We are already seeing lots of scientific disciplines ready to share their data. In astronomy, for example, we have the Sloan Digital Sky Survey/SkyServer data repository, which was funded by a large number of collaborating organizations. A new survey project led by the University of Hawaii's Institute for Astronomy is the Panoramic Survey Telescope And Rapid Response System (Pan-STARRS). This will generate a map of the sky of unprecedented quality, and the petabytes of data it generates will be available for all scientists and enthusiasts to access. We are also seeing visualization tools such as Microsoft Research's World-Wide Telescope (free, public beta version made available in May 2008) assist users in building wonderful experiences on top of such shared digital repositories.
Repositories in other fields of science are also becoming increasingly important. The National Library of Medicine, for example, stores and curates many different databases from a literature repository like PubMed Central to a data repository like PubChem. These repositories and others like them will continue to grow and more will emerge. Even Microsoft has entered this space with our recent preview of our Research Output Repository platform. The digital platform builds on robust product technologies such as SQL Server and the .NET Framework and will be offered free to communities wishing to build their own digital repository solution.

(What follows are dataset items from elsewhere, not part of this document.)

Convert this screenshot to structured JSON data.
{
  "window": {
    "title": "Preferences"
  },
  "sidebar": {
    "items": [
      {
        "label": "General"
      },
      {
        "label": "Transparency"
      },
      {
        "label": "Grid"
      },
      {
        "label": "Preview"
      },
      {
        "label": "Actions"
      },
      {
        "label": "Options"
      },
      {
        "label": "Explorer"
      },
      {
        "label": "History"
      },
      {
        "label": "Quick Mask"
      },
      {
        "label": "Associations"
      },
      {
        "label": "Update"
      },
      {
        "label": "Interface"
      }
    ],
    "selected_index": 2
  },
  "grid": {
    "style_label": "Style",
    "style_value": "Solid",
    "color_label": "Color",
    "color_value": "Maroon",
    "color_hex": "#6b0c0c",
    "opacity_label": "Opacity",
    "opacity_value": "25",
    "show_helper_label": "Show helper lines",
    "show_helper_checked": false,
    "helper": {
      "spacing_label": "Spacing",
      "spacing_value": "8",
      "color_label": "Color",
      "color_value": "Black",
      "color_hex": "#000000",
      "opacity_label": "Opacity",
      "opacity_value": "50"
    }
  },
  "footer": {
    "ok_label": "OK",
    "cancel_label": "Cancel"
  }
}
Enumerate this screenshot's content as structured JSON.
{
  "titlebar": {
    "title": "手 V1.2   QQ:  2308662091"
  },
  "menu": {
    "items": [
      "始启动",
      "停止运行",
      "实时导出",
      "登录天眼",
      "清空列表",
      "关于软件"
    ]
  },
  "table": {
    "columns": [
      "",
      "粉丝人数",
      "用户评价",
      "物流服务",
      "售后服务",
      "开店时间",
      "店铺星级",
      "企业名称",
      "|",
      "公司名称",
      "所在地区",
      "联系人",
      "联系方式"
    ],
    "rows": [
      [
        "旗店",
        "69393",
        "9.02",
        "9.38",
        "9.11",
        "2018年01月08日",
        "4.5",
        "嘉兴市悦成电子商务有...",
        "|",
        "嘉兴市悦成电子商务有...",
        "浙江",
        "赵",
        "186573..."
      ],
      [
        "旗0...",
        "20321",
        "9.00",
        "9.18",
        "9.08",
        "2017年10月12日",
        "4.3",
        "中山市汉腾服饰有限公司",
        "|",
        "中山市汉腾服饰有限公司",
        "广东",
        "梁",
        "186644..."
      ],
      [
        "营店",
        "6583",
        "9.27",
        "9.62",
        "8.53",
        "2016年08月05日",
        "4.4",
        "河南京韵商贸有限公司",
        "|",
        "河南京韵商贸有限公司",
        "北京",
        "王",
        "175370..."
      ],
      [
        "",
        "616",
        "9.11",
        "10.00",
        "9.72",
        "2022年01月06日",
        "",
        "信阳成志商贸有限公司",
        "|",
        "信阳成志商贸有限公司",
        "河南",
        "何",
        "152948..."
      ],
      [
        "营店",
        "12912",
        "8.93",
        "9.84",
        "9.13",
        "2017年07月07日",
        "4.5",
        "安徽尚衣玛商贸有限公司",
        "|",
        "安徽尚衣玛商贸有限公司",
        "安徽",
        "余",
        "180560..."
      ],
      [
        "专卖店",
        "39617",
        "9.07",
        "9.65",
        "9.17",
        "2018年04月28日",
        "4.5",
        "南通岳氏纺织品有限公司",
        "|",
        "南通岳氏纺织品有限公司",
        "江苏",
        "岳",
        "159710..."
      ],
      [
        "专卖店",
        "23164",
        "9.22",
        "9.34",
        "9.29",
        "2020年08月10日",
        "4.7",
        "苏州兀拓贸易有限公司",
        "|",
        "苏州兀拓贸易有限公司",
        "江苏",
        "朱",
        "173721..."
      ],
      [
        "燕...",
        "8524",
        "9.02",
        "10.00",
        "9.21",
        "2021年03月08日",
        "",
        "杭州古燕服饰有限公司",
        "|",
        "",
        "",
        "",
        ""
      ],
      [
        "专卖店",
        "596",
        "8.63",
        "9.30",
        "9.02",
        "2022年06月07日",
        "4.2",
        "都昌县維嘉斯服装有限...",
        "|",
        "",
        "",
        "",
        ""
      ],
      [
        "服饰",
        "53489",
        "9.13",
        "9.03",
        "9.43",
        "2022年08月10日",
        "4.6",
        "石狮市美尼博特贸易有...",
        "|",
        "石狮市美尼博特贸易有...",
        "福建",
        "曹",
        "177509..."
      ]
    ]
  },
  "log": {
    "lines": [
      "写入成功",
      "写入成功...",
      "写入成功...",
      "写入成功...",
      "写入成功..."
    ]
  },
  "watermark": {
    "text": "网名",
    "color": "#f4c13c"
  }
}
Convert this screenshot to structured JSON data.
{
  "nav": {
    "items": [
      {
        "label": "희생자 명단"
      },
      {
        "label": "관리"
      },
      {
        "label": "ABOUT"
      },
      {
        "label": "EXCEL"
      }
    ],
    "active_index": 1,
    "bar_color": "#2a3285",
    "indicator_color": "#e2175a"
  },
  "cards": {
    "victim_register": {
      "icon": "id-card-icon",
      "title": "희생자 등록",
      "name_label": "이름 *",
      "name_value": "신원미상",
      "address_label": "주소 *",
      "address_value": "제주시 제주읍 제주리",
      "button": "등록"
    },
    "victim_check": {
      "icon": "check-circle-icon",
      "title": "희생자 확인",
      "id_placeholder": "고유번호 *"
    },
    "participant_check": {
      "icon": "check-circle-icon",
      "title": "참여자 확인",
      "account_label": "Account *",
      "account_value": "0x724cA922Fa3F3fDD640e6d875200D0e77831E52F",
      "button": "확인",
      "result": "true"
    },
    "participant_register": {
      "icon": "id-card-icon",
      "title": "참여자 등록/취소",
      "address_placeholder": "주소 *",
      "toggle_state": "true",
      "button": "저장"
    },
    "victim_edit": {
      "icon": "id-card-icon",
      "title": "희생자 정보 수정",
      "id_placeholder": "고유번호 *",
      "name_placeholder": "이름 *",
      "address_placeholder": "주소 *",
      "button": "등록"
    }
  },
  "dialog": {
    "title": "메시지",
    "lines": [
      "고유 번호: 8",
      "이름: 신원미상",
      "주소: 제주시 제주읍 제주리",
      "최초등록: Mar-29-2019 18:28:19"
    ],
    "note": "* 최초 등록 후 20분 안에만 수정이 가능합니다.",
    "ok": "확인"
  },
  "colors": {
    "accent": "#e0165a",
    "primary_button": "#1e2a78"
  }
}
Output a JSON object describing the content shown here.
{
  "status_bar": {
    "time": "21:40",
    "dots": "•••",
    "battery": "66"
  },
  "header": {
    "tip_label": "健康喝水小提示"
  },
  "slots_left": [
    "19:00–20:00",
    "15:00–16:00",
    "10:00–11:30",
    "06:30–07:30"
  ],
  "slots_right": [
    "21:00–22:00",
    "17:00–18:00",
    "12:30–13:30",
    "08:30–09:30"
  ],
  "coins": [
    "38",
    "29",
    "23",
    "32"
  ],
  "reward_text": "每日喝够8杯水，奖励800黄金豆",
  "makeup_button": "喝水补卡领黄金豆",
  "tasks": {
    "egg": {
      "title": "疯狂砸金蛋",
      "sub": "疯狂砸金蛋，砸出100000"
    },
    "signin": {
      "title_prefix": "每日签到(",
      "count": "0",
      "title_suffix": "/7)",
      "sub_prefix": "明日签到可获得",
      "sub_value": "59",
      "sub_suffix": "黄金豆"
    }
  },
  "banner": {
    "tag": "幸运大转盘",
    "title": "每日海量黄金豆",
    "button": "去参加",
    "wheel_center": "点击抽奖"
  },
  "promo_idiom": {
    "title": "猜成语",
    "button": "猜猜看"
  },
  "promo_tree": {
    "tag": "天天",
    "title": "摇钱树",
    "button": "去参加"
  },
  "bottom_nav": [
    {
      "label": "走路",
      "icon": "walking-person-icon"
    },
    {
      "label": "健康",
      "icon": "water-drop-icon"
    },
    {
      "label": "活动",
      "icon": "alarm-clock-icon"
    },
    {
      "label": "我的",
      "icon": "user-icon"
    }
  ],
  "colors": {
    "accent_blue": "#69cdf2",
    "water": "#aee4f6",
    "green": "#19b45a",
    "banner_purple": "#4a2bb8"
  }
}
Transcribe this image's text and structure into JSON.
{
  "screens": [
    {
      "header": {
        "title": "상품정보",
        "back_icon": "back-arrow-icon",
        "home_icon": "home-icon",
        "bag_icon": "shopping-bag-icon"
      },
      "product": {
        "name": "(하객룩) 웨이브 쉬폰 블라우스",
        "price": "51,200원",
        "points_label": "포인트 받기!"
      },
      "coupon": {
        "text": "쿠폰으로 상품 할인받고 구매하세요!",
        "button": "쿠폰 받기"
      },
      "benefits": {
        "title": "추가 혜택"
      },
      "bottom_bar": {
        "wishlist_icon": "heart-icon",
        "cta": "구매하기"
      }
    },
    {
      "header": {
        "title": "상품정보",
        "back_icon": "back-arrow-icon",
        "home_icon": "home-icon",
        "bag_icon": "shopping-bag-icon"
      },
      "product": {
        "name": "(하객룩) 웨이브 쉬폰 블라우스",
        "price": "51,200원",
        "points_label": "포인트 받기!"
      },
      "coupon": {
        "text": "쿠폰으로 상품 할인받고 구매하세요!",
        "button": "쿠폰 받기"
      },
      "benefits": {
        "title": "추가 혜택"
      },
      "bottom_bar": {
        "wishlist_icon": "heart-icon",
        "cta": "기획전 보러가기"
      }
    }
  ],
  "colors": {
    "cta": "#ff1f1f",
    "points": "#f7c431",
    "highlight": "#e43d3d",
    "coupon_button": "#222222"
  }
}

One of your responsibilities as Corporate Vice President of External Research at Microsoft is building long-term partnerships with global scientific and engineering communities. What particular challenges do you face in carrying out this activity?
It is my belief that computer science can be a key driver for advancing the many fields where computer technology intersects with traditional sciences such as in astronomy, biology, medicine, and engineering. The computer science research technologies vary significantly—from machine learning algorithms for fighting AIDS and database technologies for hydrology to new pedagogies for teaching/education and XML-based formats for the archiving and preservation of information.
Computer science can be a key driver for advancing the many fields where computer technology intersects with traditional sciences such as in astronomy, biology, medicine, and engineering.
My job is exciting because I have the opportunity to work with multiple product and research teams in Microsoft as well as with leading researchers in many different areas of science. I believe that we are uniquely positioned to help bring together the resources the tools, infrastructure, expertise, and support for collaborative environments that can accelerate game-changing research across the globe. My goal as Director of External Research in Microsoft Research is to make sure that Microsoft offers an open and creative set of technologies that allow researchers to have the flexibility they need to be innovative in their area of science.
Thank you for taking the time to answer our questions.